A team from Virginia and Washington, USA, evaluated the clinical outcome of transplanting hepatitis C-positive (HCV+) livers in hepatitis C-positive patients.
They compared their course with that of HCV+ recipients of HCV-negative (HCV-) allografts.
The United Network for Organ Sharing Scientific Registry was reviewed between 1994 and 1997.
All HCV+ transplant recipients were analyzed. Two groups were identified: a group of HCV+ recipients of HCV+ donor livers (n = 96), and a group of HCV+ recipients of HCV- donor livers (n = 2827).
A multivariate logistic regression model was used to determine the odds of graft failure and patient mortality. Unadjusted graft and patient survival were determined using the Kaplan-Meier method.

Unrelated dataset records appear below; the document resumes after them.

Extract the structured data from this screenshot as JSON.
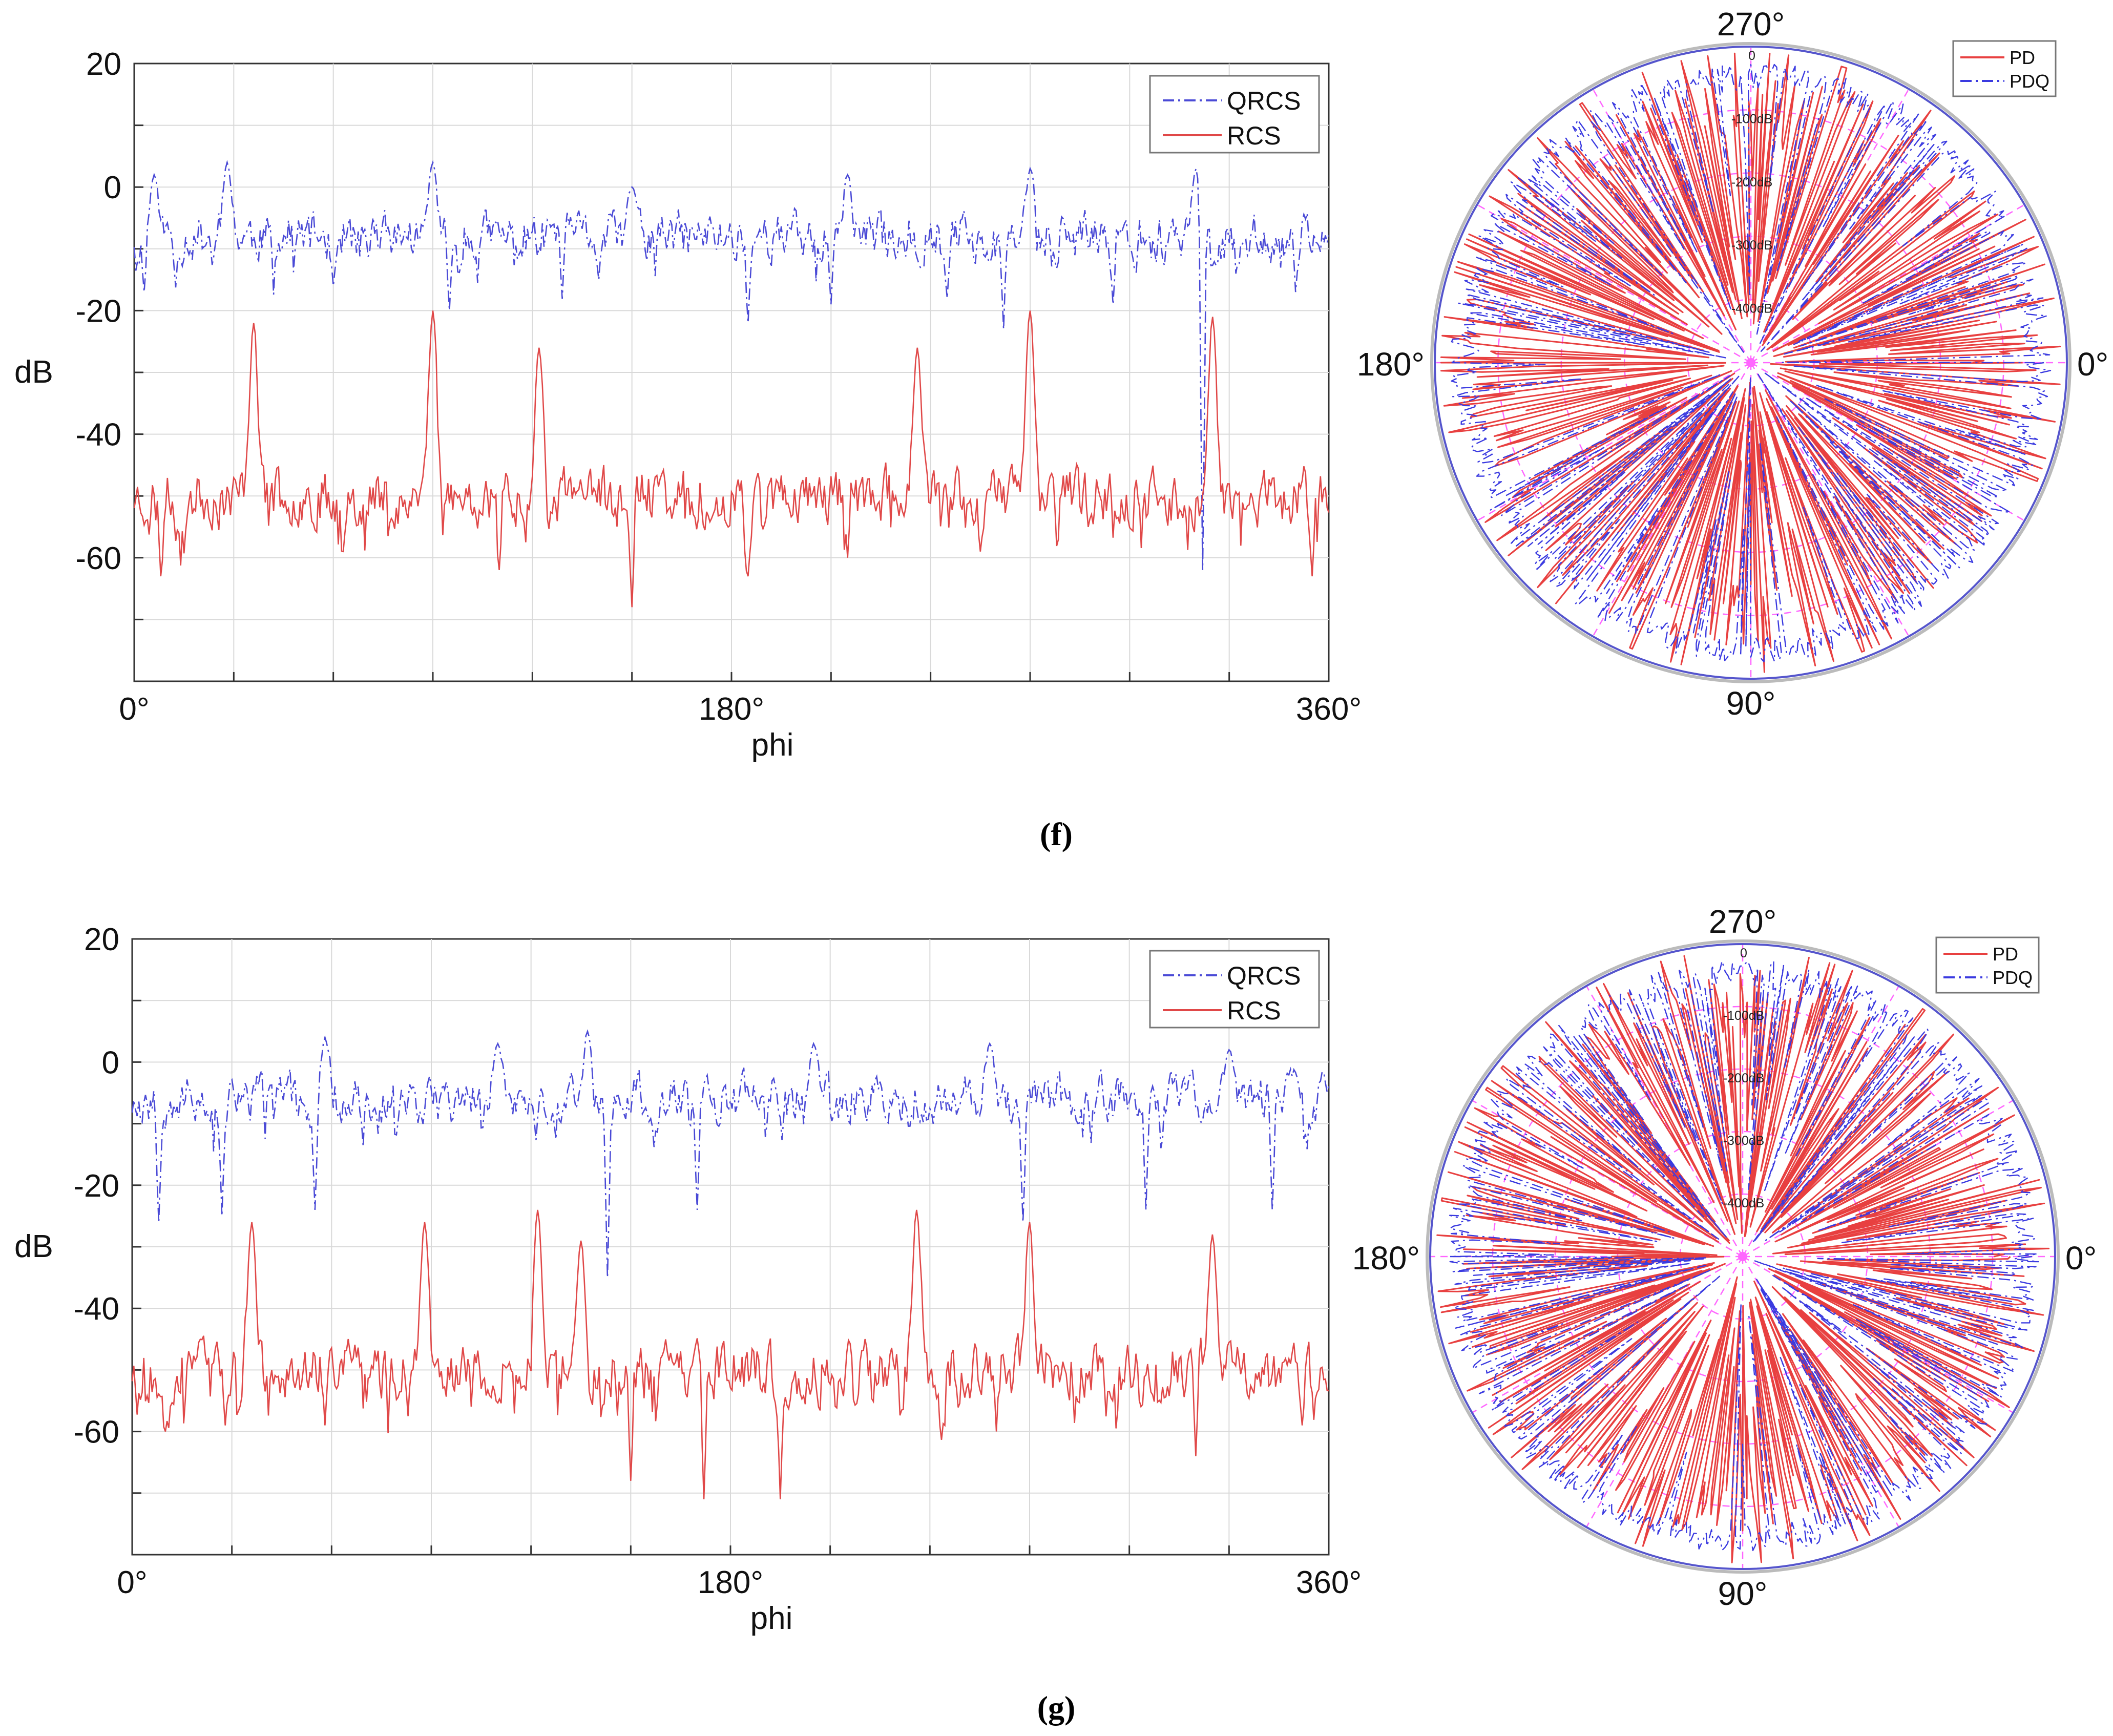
{
  "colors": {
    "qrcs": "#4a4ad6",
    "rcs": "#e04848",
    "pd": "#e84040",
    "pdq": "#3a3ae0",
    "grid": "#d9d9d9",
    "polar_grid": "#ff66ff",
    "axis": "#333333"
  },
  "panels": [
    {
      "caption": "(f)",
      "chart_data": [
        {
          "type": "line",
          "xlabel": "phi",
          "ylabel": "dB",
          "xlim": [
            0,
            360
          ],
          "ylim": [
            -80,
            20
          ],
          "x_ticks": [
            0,
            180,
            360
          ],
          "x_tick_labels": [
            "0°",
            "180°",
            "360°"
          ],
          "y_ticks": [
            20,
            0,
            -20,
            -40,
            -60
          ],
          "y_tick_labels": [
            "20",
            "0",
            "-20",
            "-40",
            "-60"
          ],
          "x_grid_step": 30,
          "y_grid_step": 10,
          "grid": true,
          "legend_position": "top-right",
          "series": [
            {
              "name": "QRCS",
              "style": "dashdot",
              "color_key": "qrcs",
              "seed": 11,
              "base": -8,
              "spread": 6,
              "dips": [
                [
                  3,
                  -17
                ],
                [
                  60,
                  -16
                ],
                [
                  95,
                  -20
                ],
                [
                  140,
                  -15
                ],
                [
                  185,
                  -22
                ],
                [
                  210,
                  -19
                ],
                [
                  245,
                  -18
                ],
                [
                  262,
                  -23
                ],
                [
                  295,
                  -19
                ],
                [
                  322,
                  -62
                ],
                [
                  350,
                  -17
                ]
              ],
              "peaks": [
                [
                  6,
                  2
                ],
                [
                  28,
                  4
                ],
                [
                  90,
                  4
                ],
                [
                  150,
                  0
                ],
                [
                  215,
                  2
                ],
                [
                  270,
                  3
                ],
                [
                  320,
                  3
                ]
              ]
            },
            {
              "name": "RCS",
              "style": "solid",
              "color_key": "rcs",
              "seed": 23,
              "base": -50,
              "spread": 7,
              "dips": [
                [
                  8,
                  -63
                ],
                [
                  63,
                  -59
                ],
                [
                  110,
                  -62
                ],
                [
                  150,
                  -68
                ],
                [
                  185,
                  -63
                ],
                [
                  215,
                  -60
                ],
                [
                  255,
                  -59
                ],
                [
                  355,
                  -63
                ]
              ],
              "peaks": [
                [
                  36,
                  -22
                ],
                [
                  90,
                  -20
                ],
                [
                  122,
                  -26
                ],
                [
                  236,
                  -26
                ],
                [
                  270,
                  -20
                ],
                [
                  325,
                  -21
                ]
              ]
            }
          ]
        },
        {
          "type": "polar",
          "angle_labels": [
            "270°",
            "0°",
            "90°",
            "180°"
          ],
          "radial_labels": [
            "0",
            "-100dB",
            "-200dB",
            "-300dB",
            "-400dB"
          ],
          "rlim": [
            -500,
            0
          ],
          "legend_position": "top-right",
          "series": [
            {
              "name": "PD",
              "style": "solid",
              "color_key": "pd",
              "seed": 37,
              "kind": "pd"
            },
            {
              "name": "PDQ",
              "style": "dashdot",
              "color_key": "pdq",
              "seed": 41,
              "kind": "pdq"
            }
          ]
        }
      ]
    },
    {
      "caption": "(g)",
      "chart_data": [
        {
          "type": "line",
          "xlabel": "phi",
          "ylabel": "dB",
          "xlim": [
            0,
            360
          ],
          "ylim": [
            -80,
            20
          ],
          "x_ticks": [
            0,
            180,
            360
          ],
          "x_tick_labels": [
            "0°",
            "180°",
            "360°"
          ],
          "y_ticks": [
            20,
            0,
            -20,
            -40,
            -60
          ],
          "y_tick_labels": [
            "20",
            "0",
            "-20",
            "-40",
            "-60"
          ],
          "x_grid_step": 30,
          "y_grid_step": 10,
          "grid": true,
          "legend_position": "top-right",
          "series": [
            {
              "name": "QRCS",
              "style": "dashdot",
              "color_key": "qrcs",
              "seed": 53,
              "base": -6,
              "spread": 6,
              "dips": [
                [
                  8,
                  -26
                ],
                [
                  27,
                  -25
                ],
                [
                  55,
                  -24
                ],
                [
                  143,
                  -35
                ],
                [
                  170,
                  -24
                ],
                [
                  268,
                  -26
                ],
                [
                  305,
                  -24
                ],
                [
                  343,
                  -24
                ]
              ],
              "peaks": [
                [
                  58,
                  4
                ],
                [
                  110,
                  3
                ],
                [
                  137,
                  5
                ],
                [
                  205,
                  3
                ],
                [
                  258,
                  3
                ],
                [
                  330,
                  2
                ]
              ]
            },
            {
              "name": "RCS",
              "style": "solid",
              "color_key": "rcs",
              "seed": 67,
              "base": -50,
              "spread": 7,
              "dips": [
                [
                  10,
                  -60
                ],
                [
                  28,
                  -59
                ],
                [
                  58,
                  -59
                ],
                [
                  150,
                  -68
                ],
                [
                  172,
                  -71
                ],
                [
                  195,
                  -71
                ],
                [
                  260,
                  -60
                ],
                [
                  320,
                  -64
                ],
                [
                  352,
                  -59
                ]
              ],
              "peaks": [
                [
                  36,
                  -26
                ],
                [
                  88,
                  -26
                ],
                [
                  122,
                  -24
                ],
                [
                  135,
                  -29
                ],
                [
                  236,
                  -24
                ],
                [
                  270,
                  -26
                ],
                [
                  325,
                  -28
                ]
              ]
            }
          ]
        },
        {
          "type": "polar",
          "angle_labels": [
            "270°",
            "0°",
            "90°",
            "180°"
          ],
          "radial_labels": [
            "0",
            "-100dB",
            "-200dB",
            "-300dB",
            "-400dB"
          ],
          "rlim": [
            -500,
            0
          ],
          "legend_position": "top-right",
          "series": [
            {
              "name": "PD",
              "style": "solid",
              "color_key": "pd",
              "seed": 71,
              "kind": "pd"
            },
            {
              "name": "PDQ",
              "style": "dashdot",
              "color_key": "pdq",
              "seed": 79,
              "kind": "pdq"
            }
          ]
        }
      ]
    }
  ]
}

There were no differences in demographic criteria between the groups.
| Patient survival was equivalent, if not better, in those who received HCV+ livers.|
The researchers found that a greater percentage of patients with hepatocellular carcinoma received an HCV+ allograft (8.3% vs 3.1%).
There was a significance difference in patient survival in the HCV+ group, compared with the HCV- group (90% vs 77%).

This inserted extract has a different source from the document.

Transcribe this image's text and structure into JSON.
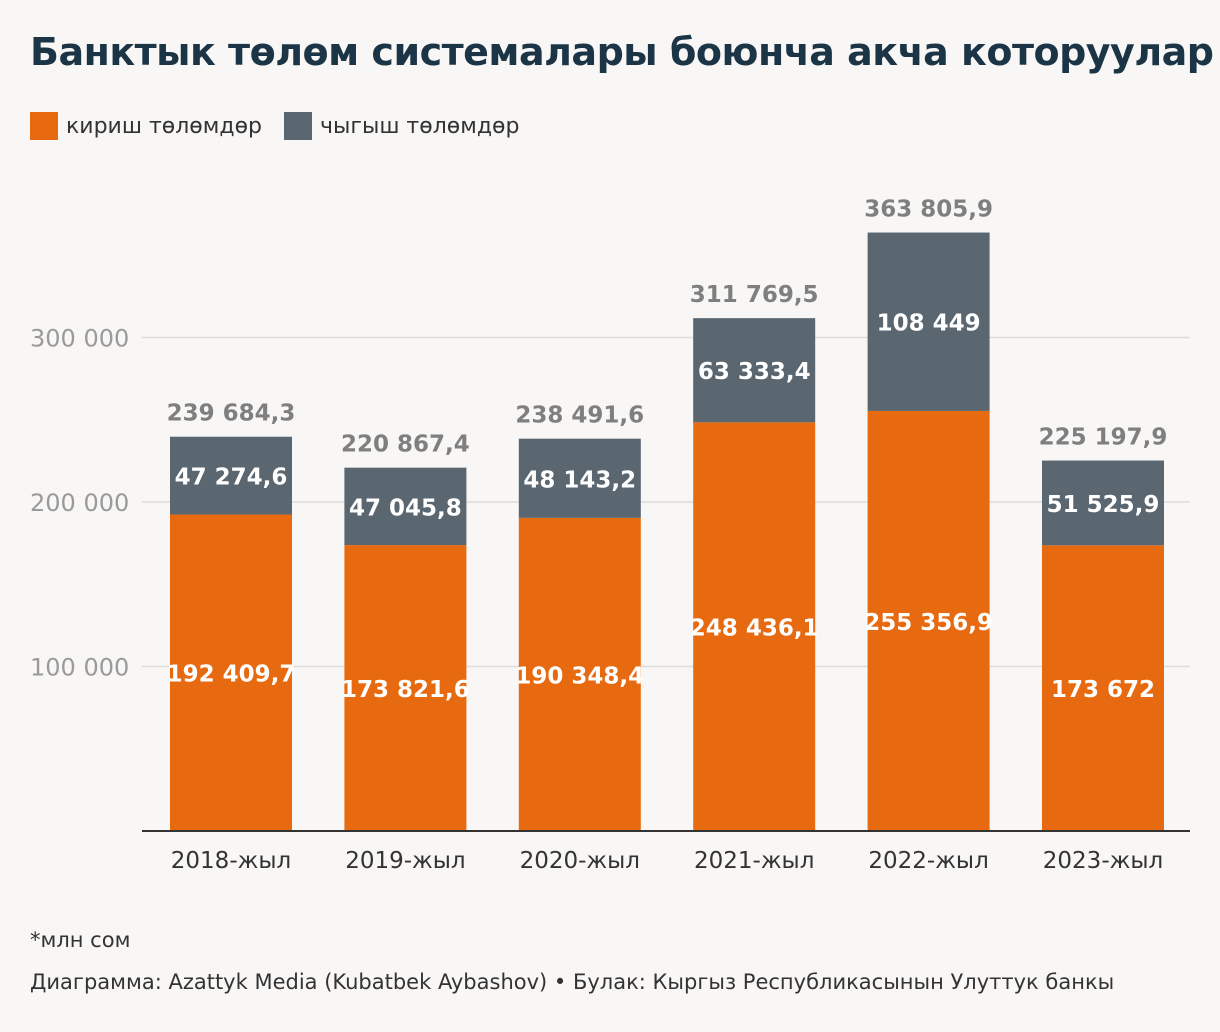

Blood type group A, group B, group O incompatibility was significant. Incompatibility was 4.2% in the HCV+ group and only 1.3% in the HCV- group.
Author Carlos E. Marroquin, of the Georgetown University Medical Center, Washington, said on behalf of the group, "Donor hepatitis C status does not impact on graft or patient survival after liver transplantation for HCV+ recipients.
"Their survival was equivalent, if not better, compared with the control group."
"Using HCV+ donor livers for transplantation in HCV+ recipients safely and effectively expands the organ donor pool," he concluded.